Wonder Bread and Matzah

Yesterday I was at a discussion group with my friends Mark Sanchez and Randall Worley. Randall made the point that the move in the culture toward organic food reflects a deeper shift happening in the lives of men and women.

It made me think of Wonder bread. When I was a kid we used to say “They call it ‘Wonder Bread’ because you wonder what’s in it.” Randall made the point that a lot of the things in our food contain additives and preservatives that we are discovering cause cancer, obesity, and diabetes.

For much of my life the church has been like Wonder Bread. It comes in a shiny plastic bag with bright colors all over it. On the outside it promises what the church is supposed to contain, wonder. It promises the mystery of the gospel. You open that plastic bag, with the amazing reusable twist-tie, and you anticipate the delightful smell of fresh bread.

There is no smell.

This is the first indication that you have something that isn’t fresh bread. It’s white like paint, not like flour. Every piece is exactly the same size (except for the two ends, the ones you never eat). And the flavor of this modern marvel matches the aroma. There is none. And there aren’t any nutrients either. In fact the nutritional value is so low that in the 1940’s Wonder Bread began adding artificial vitamins to the recipe. By the 1960’s this modern marvel contained 12 artificial vitamins, along with a large dose of preservatives, to give it some heft.
Even so, when you bite into Wonder Bread, it’s mushy, sticky, and doesn’t require much chewing. If you eat it you will be hungry again pretty soon. In fact, the most useful thing in the whole deal is the twist-tie. Those things can be reused.

I read a lot of magazines and articles talking about the “Dones.” These are committed Christians who are leaving the “church.” They have discovered Wonder Bread can’t sustain you. I think a lot of us are waking up to the fact we have preservatives preserving things that have extended beyond their shelf life.

Ironically, there seems to be a lot of talk about Christian unity right now. Much of it is coming from people who are embracing beliefs and morality that in the past has actually brought division to the church. This camp seems to want us all to jump inside that shiny wrapper and say, “See we are all Christians.” It sure makes me wonder.

So often we confuse unity with uniformity. Jesus and the apostles gave us the sign of unity. It was not being a group of people under an identical ideological label, or a group of people who shared the same wrapper. Our unity was around a table serving bread and wine.

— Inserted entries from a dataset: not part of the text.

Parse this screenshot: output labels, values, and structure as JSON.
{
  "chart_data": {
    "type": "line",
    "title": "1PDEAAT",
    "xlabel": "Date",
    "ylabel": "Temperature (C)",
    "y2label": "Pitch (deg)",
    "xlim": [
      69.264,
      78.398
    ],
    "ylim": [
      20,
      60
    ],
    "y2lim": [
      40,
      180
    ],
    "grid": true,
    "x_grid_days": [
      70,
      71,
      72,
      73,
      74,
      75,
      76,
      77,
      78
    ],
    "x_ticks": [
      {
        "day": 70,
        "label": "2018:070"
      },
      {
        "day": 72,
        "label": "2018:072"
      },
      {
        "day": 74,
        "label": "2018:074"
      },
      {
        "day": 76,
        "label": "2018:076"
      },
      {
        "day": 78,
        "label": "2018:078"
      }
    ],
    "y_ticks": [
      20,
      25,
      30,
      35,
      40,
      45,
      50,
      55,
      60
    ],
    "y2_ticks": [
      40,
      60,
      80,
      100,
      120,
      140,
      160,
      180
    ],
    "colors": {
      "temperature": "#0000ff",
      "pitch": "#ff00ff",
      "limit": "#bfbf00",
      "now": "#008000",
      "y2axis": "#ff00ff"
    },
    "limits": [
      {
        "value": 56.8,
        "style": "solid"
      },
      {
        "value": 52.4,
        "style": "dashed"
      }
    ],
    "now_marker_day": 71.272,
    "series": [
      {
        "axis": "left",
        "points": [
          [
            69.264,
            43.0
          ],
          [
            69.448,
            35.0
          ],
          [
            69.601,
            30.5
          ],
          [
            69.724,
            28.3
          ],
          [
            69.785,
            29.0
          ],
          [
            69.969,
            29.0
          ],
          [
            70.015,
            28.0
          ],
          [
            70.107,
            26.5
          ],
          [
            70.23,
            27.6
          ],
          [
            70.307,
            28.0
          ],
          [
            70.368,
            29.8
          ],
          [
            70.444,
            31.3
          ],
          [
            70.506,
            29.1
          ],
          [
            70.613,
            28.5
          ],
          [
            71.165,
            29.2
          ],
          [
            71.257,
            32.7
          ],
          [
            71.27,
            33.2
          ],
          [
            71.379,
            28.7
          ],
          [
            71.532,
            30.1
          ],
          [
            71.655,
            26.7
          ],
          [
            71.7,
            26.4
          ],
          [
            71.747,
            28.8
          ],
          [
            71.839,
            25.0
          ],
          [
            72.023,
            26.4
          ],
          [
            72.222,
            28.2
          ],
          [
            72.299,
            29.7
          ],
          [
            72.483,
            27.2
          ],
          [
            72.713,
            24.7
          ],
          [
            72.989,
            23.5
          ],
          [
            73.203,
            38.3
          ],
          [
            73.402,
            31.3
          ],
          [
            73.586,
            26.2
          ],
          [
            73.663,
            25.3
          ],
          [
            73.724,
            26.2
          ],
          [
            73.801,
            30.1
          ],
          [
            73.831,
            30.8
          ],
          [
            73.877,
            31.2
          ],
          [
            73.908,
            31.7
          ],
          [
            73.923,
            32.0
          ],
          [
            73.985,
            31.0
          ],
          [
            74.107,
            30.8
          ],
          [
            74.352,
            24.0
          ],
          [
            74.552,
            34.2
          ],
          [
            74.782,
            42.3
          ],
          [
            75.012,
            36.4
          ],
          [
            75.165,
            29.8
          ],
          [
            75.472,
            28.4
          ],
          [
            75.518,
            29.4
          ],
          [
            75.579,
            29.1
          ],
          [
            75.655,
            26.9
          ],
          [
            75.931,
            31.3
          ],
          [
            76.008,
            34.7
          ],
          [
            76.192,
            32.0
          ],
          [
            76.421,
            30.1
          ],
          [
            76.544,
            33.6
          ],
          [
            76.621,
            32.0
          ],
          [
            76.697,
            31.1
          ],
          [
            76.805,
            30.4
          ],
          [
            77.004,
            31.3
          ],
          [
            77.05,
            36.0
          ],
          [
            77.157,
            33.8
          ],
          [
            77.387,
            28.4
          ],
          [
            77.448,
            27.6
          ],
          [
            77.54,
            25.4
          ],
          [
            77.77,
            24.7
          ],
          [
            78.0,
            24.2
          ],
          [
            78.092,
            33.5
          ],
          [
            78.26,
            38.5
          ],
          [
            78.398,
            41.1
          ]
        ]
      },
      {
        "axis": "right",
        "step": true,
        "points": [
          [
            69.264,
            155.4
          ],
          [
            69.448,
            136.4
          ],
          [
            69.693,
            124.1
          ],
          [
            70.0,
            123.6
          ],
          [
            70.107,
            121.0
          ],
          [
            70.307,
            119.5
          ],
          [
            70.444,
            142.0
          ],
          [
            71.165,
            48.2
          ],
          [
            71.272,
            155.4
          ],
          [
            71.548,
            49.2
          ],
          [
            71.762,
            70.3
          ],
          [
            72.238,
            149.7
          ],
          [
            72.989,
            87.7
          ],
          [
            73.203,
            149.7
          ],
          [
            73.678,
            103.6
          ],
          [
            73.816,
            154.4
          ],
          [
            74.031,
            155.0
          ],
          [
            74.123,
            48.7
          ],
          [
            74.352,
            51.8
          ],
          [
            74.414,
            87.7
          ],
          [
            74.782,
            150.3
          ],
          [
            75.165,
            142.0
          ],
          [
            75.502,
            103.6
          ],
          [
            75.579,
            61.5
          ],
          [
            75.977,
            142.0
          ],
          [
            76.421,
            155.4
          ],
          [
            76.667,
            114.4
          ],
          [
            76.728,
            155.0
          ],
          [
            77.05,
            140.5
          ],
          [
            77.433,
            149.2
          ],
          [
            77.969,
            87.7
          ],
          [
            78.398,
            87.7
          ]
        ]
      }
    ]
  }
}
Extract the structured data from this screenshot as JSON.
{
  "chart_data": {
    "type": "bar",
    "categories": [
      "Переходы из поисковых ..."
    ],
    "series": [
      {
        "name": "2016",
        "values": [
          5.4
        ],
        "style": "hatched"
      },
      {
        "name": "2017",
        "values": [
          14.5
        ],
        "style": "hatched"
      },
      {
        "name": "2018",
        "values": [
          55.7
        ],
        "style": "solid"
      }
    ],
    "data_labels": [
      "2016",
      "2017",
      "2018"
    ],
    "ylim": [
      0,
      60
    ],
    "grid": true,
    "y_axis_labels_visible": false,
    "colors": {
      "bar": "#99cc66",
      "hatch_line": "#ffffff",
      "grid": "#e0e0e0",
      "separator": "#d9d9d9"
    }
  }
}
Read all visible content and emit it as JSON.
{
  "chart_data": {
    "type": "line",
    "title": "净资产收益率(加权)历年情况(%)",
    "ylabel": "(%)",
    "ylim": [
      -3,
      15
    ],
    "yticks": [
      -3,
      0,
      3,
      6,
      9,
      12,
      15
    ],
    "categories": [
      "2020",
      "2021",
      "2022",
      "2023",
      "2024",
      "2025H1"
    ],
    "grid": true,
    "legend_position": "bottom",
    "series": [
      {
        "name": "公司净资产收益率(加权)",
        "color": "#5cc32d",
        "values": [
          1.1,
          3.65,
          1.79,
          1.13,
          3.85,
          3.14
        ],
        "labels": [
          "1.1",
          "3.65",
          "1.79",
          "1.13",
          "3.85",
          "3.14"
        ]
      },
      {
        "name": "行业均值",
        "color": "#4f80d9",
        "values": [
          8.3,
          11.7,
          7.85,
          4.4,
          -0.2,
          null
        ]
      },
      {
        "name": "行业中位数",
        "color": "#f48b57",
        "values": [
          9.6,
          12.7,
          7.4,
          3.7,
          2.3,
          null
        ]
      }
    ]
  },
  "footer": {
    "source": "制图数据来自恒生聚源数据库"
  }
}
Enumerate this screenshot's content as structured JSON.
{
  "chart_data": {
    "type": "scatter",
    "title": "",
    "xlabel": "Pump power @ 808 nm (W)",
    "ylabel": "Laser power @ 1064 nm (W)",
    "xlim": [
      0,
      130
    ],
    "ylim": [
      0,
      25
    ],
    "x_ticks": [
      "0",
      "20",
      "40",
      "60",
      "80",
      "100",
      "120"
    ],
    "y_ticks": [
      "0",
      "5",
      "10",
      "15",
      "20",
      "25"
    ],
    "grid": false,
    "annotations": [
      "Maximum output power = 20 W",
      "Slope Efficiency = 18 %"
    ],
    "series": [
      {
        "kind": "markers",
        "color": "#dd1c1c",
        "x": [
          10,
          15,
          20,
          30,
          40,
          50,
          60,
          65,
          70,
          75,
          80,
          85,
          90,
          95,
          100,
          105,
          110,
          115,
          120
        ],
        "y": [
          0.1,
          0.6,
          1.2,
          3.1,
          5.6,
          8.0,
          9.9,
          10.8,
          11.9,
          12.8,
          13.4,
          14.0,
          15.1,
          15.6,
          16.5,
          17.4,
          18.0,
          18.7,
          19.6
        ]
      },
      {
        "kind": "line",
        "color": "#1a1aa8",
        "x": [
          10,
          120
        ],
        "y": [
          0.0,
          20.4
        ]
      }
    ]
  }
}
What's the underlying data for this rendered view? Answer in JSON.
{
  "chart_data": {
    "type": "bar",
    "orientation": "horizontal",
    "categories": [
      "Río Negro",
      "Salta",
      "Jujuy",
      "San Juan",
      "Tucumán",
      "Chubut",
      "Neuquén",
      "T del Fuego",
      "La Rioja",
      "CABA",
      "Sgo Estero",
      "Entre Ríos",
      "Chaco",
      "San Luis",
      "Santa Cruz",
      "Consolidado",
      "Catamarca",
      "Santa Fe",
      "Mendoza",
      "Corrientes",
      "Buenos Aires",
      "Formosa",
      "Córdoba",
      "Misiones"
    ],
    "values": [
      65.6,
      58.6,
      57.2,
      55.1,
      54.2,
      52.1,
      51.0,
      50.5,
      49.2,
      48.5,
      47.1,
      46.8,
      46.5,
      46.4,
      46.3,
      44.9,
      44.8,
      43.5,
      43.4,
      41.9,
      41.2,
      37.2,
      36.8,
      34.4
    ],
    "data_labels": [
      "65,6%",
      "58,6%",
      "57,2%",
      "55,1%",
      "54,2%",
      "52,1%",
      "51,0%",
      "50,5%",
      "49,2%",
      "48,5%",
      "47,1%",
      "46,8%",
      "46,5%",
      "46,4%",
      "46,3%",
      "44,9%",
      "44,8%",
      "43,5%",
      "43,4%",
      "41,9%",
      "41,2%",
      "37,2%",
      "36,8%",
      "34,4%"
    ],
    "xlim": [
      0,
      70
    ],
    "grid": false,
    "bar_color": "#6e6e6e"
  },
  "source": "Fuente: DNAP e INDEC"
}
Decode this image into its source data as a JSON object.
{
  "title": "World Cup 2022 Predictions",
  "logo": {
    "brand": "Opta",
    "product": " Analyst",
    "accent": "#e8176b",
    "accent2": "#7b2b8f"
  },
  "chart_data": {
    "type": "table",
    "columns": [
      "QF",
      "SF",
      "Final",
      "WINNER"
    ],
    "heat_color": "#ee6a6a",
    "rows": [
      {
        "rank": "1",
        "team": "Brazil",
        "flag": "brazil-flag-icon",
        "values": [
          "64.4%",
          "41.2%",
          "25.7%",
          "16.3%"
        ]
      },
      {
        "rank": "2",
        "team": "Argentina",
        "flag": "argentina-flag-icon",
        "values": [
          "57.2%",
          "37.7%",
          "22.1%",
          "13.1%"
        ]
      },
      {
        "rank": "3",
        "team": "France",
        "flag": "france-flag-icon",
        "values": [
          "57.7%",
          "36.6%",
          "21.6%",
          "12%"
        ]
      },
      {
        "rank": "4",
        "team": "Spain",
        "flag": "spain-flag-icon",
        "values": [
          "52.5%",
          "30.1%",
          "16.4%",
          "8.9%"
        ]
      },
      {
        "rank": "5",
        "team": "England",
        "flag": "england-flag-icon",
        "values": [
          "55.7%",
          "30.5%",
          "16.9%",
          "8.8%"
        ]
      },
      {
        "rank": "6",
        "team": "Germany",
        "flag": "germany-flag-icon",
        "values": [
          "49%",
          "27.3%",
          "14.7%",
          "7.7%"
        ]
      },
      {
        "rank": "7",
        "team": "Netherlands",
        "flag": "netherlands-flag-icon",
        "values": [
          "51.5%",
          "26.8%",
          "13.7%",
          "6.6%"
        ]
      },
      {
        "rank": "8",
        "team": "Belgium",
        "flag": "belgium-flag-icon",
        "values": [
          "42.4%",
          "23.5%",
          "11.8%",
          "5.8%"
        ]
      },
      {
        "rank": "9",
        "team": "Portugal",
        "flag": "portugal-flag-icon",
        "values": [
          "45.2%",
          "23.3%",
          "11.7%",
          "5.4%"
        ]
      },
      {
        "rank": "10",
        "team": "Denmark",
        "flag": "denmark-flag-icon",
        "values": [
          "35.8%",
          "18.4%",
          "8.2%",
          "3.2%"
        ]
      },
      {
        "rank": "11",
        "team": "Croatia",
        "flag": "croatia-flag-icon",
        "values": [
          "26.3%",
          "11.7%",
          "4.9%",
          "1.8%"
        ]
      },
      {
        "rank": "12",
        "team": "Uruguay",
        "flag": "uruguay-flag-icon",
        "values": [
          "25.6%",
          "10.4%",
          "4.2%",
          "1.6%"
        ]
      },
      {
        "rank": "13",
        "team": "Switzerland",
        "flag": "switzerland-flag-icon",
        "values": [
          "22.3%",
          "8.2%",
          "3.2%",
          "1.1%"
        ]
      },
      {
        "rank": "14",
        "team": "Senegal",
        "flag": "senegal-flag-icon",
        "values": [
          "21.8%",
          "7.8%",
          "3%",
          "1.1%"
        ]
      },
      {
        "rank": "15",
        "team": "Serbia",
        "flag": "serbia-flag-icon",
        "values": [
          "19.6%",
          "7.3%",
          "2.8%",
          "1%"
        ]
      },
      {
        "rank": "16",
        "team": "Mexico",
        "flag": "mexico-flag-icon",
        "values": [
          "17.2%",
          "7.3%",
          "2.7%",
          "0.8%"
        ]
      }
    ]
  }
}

People are hungry. They are hungry for unity and connectedness. But they are tired of spiritual cancer, obesity, and diabetes. And they are really tired of plastic.

Whenever I travel I meet folks who are hungry for Matzah. Matzah, the bread of affliction at the center of the Passover meal, is real bread. Matzah is baked on a hot oven floor and is made of two ingredients–water and wheat flour. Those two ingredients alone would make an inedible product, so it is pierced with hundreds of holes. The oven burns part of each piece, and that bit breaks off. Matzah is broken, bruised, and scarred. And every piece tastes different. Some are pleasant, and some taste like the box it came in. Even so, it’s real bread.

God wants us to be like that bread. Scarred, broken, bruised, and real. And he wants us to unite around that bread–that bread is the Bread of Life–Jesus the Messiah. As Paul rightly said, many of you are sick and have fallen asleep because you fail to discern the Lord’s Body. Because we have lost sight of Jesus in the Bread, we have lost sight of the Bread in each other. And this bread makes demands on us. We have to embrace the cross with this bread, and give up our immature belief that we can pick and choose what parts of the Bible to obey. Wonder bread lets you be an adolescent and still get a shiny plastic wrapper. Matzah demands you remember that we were once slaves in Egypt, but now we are free. The lifestyle of slavery is no longer allowed.

And I guess that’s it, the cross. This bread is pierced, scarred, and striped. It is Isaiah 53 in your mouth. It is the costly grace that changes your life, not the cheap grace that looks good at first.

One final point: The company that made Wonder Bread went bankrupt a few years ago. It’s still on the market, but no longer a force in the culture. I think that really tells us where things are headed.